CLL will not affect life expectancy, although the disease is incurable with conventional treatment. However, in patients with advanced-stage disease or with adverse prognostic factors, survival time is considerably reduced (1-4,37-40). The prognostic factors are the same in younger and older patients (2). The disease can be treated with conventional chemotherapy (31,41-49), but most of the responses observed with different regimens are partial remission.
More recently, fludarabine (50-56), 2-chlorodeoxyadenosine, and deoxycoformycin (57-60) have been shown to achieve complete remission in previously treated CLL patients, and randomized comparisons between fludarabine and other regimens (61) have demonstrated that fludarabine produces more complete responses but is without benefit in terms of overall survival. The median time to progression for responders to fludarabine was 31 mo, and for refractory patients the median survival was only 48 wk (32). Some interesting results were observed with the association of fludarabine and other agents (62,63) or after using Campath-IH (64). Nevertheless, all these therapeutic approaches have not yet cured CLL, hence the consideration of innovative dose-intensive therapies.

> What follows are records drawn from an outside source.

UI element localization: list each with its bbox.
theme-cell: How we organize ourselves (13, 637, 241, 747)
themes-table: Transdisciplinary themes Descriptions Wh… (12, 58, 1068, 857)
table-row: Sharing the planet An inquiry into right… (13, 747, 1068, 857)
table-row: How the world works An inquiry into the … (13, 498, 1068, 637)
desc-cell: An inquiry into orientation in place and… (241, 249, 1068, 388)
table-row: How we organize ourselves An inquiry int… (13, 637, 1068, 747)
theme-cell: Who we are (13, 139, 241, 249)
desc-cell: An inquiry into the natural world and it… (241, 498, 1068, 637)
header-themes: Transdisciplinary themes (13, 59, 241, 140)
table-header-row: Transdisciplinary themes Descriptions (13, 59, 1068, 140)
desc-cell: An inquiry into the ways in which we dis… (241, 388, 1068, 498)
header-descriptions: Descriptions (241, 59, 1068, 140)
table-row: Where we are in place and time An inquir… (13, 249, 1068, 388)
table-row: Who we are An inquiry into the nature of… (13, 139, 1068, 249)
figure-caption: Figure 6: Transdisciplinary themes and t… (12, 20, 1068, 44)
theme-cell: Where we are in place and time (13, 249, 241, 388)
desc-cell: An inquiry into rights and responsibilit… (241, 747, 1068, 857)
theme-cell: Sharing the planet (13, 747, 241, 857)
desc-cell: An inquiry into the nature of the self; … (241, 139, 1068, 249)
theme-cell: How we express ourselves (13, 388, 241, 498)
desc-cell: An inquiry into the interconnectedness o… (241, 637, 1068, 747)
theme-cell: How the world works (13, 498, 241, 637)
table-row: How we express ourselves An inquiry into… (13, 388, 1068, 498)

Allotransplantation adds immunotherapeutic effects to cytotoxic effects and may thus be a curative treatment for CLL, as we and other authors have demonstrated (5,6,7,13). Moreover, the sensitivity to donor lymphocyte infusions suggests an important role of the GVL effect for the success of alloT (13,14,16,17). Nevertheless, even in highly experienced centers, the TRM has been reported to be as high as 30-40% (5-7,13), which is clearly higher than after alloT for standard indications (65). The causes of these discouraging results are not completely clear, but patient age, selection of poor-risk patients with advanced disease and extensive pretreatment, and the CLL-associated incompetence of the immune system may all contribute to the high TRM observed. The demonstration in this disease of the GVL effect (16,17) and, in parallel, the recent development of conditioning regimens with reduced intensity (18,25-27,36) may help to make it possible to propose allogeneic SCT to a larger number of CLL patients, even older patients. TRM after a reduced intensity regimen is much lower than after a myeloablative-conditioning regimen (21-23,36).

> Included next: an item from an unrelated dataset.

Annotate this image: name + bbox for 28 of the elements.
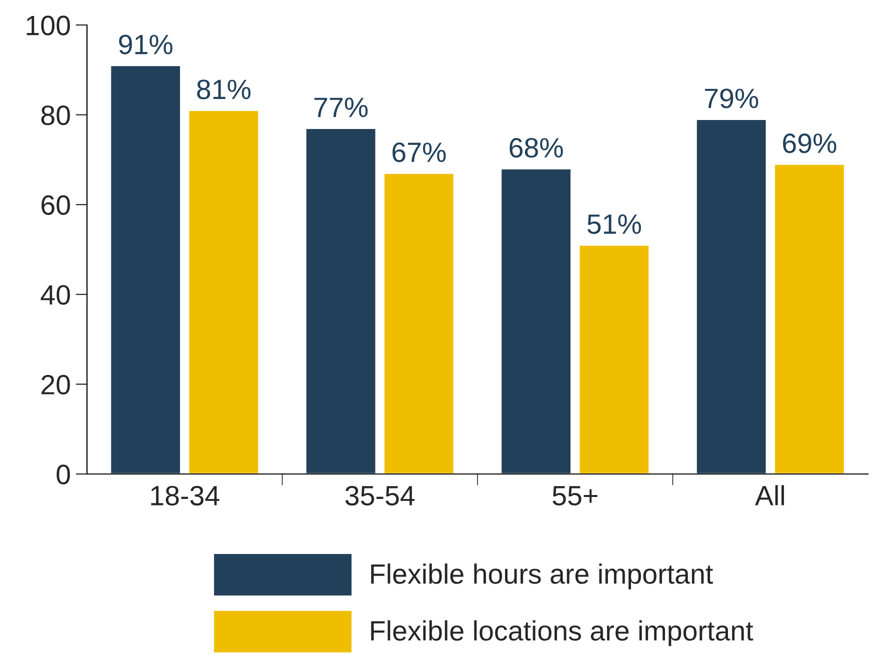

In contrast to allogeneic transplantation, the number of autotransplantations for CLL has dramatically increased over the past few years (13,66). Because of mobilization of PBSCs and other improvements in supportive therapy, the mortality of the procedure is now well below 10%. High-dose radiochemotherapy followed by autologous SCT can induce or maintain long-term complete remissions at the molecular level, as has been shown in various studies (8,9). With this strategy, it was demonstrated that the persistence of the tumor-specific PCR signal after autografting is strongly predictive for subsequent disease recurrence, whereas patients achieving molecular remission are not at risk for short-term relapse (28). In the vast majority of published stem cell transplantations for CLL, the myeloablative regimen included TBI. The rationale behind this is that CLL cells—like other indolent lymphatic neoplasms—are sensitive to irradiation. Thus, TBI/cyclophosphamide still appears to be the gold standard for autografting of patients with CLL, and we have demonstrated the significantly favorable impact of a TBI-containing regimen on outcome after autotransplantation. Two other parameters significantly influenced outcome after autotransplantation: being in CR or very good PR before transplantation and having a short interval between diagnosis and autotransplantation.
Although the outcome of patients after autotransplantation is characterized by an 3-yr overall survival of more than 75% and thus is generally better than that after allotransplantation, in most series, a steady decline of the event-free survival curve was observed owing to continuous relapses occurring up to 5 yr after transplantation, and it is still not clear whether autografting can be curative in at least certain subsets of patients with CLL. In spite of sophisticated purging technologies (34,35), only a little information on the clinical benefit of ex vivo B-cell depletion is available, meaning that clear-cut evidence for the usefulness of purging of CLL autografts is still lacking. Because of their favorable engraftment kinetics, mobilized PBPCs have now replaced bone marrow as the principal source of stem cells for autotransplantation (65). Very preliminary data indicate that the mobilization efficacy of more intensive protocols such as the Dexa-BEAM regimen appears better than classic cyclophosphamide plus G-CSF combinations (8), but many other variables could influence PBSC mobilization in this disease (29,33).
In conclusion, hematopoietic stem cell transplantations could be proposed in CLL, but we need more prospective studies to determine the real place of allotransplantation, particularly after reduced-intensity conditioning and timing of autotransplantation throughout the history of the disease. In the light of all observed results, we would nevertheless make the following recommendations for SCT in CLL: (1) fludarabine should be used during therapy before allotransplantation and pilot studies should be developed of allotransplantations after reduced-intensity conditioning regimen; (2) a TBI-containing conditioning regimen should be used before autotransplantation; (3) the interval between CLL diagnosis and autotransplantation should be short; and (4) patients should be in CR or very good PR before autotransplantation.